The Two Towers, by J.R.R. Tolkien (chapter: “The Choices of Master Samwise”).


by Notabluemaia


Fallen, betrayed, onto
Bitter cruel rock,
Pitying lamb,
To slaughter false led.

Poisoned blood stains
His bared white throat
Beneath glinting evil chained.

Life ebbs fast;
The anguished scream
Freezes in his breast.

Bravery wields
Its own fierce sting,
Dauntless at love’s behest.

With failing strength,
By will alone,
Desperate to know
The waged battle won,
He arches, twists,
Strains to see…

But bright eyes blur blue to grey,
Cannot tell him who holds sway.
Hazed vision dims,
And fades away…

Collapsing back, midst crags stretched high,
Palm upturned to darkening sky,
His out flung hand, still and small,
Beckons with silent plea.

The victor returns,
Finds… and falls,
Plummets to black despair,
Knees sheered on gravel,
Heart seared by dread,
He sees what he cannot bear:

Beloved eyes, like near-dawn skies,
Agonized, as a lightless sunrise,
Fixed on their hope and fear.

Defy crumbling ruin
To chafe and warm,
Clasp and cradle to chest;
But cold lingers chill
In unmoving form,
Denying all hope’s requests.

Fragile cords binding
Endurance to life,
Frayed thin by vicious
Fang, burden, and knife:
No sign to comfort the victor’s strife,
In grief left alone
To the Quest.

Soft lips shaped ‘Sam,’
‘Round last breath’s call,
Answered, unheard, ‘Me dear…’
Now, lying in arms,
He can no longer know
The caress of these
Heartbroken tears.

* * *

August 2003

Author’s Note: In August 2003, New Line Cinema released several pictures from The Return of the King, one of which (from preview on The Two Towers, Extended Edition) became the haunting teaser poster of Frodo, beautiful and anguished.
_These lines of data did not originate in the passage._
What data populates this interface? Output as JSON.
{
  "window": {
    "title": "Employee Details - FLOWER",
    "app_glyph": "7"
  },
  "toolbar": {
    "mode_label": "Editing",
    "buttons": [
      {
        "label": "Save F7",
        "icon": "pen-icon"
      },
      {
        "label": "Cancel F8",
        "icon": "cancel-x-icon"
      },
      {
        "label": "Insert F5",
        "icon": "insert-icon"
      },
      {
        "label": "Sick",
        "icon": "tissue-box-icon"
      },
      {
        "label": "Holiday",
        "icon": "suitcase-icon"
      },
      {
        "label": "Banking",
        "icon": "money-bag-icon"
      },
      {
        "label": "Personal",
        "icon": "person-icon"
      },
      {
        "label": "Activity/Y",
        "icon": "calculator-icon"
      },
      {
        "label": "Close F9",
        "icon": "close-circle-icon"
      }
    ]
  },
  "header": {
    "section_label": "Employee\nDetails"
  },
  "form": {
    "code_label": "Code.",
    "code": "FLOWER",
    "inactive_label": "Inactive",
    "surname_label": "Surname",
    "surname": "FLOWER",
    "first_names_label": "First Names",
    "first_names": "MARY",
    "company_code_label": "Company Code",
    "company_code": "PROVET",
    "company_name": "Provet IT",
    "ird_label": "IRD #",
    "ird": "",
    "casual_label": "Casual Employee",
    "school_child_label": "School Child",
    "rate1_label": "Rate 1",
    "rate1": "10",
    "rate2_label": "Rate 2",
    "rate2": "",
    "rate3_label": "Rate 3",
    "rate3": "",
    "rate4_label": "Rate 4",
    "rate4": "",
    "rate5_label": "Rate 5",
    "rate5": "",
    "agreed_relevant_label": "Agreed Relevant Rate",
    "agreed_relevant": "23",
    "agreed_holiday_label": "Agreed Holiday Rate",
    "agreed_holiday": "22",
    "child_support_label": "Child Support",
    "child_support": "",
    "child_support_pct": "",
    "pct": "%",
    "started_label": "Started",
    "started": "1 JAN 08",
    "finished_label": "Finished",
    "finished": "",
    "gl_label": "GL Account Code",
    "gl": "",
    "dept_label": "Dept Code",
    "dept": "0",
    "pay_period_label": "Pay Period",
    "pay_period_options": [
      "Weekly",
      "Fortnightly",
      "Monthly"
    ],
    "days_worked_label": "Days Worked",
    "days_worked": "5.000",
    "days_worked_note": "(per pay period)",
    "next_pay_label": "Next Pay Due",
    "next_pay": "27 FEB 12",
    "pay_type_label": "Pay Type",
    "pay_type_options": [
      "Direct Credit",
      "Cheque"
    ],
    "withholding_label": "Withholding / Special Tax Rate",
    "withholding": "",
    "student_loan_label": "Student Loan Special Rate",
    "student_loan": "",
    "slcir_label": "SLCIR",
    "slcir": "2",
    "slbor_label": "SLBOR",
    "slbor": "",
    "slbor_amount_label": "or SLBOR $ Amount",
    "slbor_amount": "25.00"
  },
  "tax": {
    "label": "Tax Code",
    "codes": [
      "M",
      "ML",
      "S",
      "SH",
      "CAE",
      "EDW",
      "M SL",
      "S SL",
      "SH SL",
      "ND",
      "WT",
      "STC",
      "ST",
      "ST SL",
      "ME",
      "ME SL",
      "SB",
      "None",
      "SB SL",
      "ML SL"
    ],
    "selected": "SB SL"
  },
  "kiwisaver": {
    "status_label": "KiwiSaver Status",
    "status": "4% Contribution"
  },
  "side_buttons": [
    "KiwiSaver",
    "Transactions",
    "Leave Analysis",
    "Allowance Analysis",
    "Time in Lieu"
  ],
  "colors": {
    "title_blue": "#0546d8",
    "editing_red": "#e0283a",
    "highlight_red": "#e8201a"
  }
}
It was not clear from which scene the picture derived, but in the raw photograph it appeared that all life had drained from Frodo’s eyes. I wondered if this might be in Cirith Ungol, and, in a typical stroke of Peter Jackson’s dramatic brilliance, Sam would find Frodo lying still and spider-stung, his expressive eyes open, unseeing… telling the film audience immediately why Sam believes what he believes…

In almost forty years of loving this book, I had never imagined that Frodo’s eyes might be open; the thought and the poster stunned me, and I had to write catharsis. What started as a drabble (100 words) evolved to a terse poem: Ruin.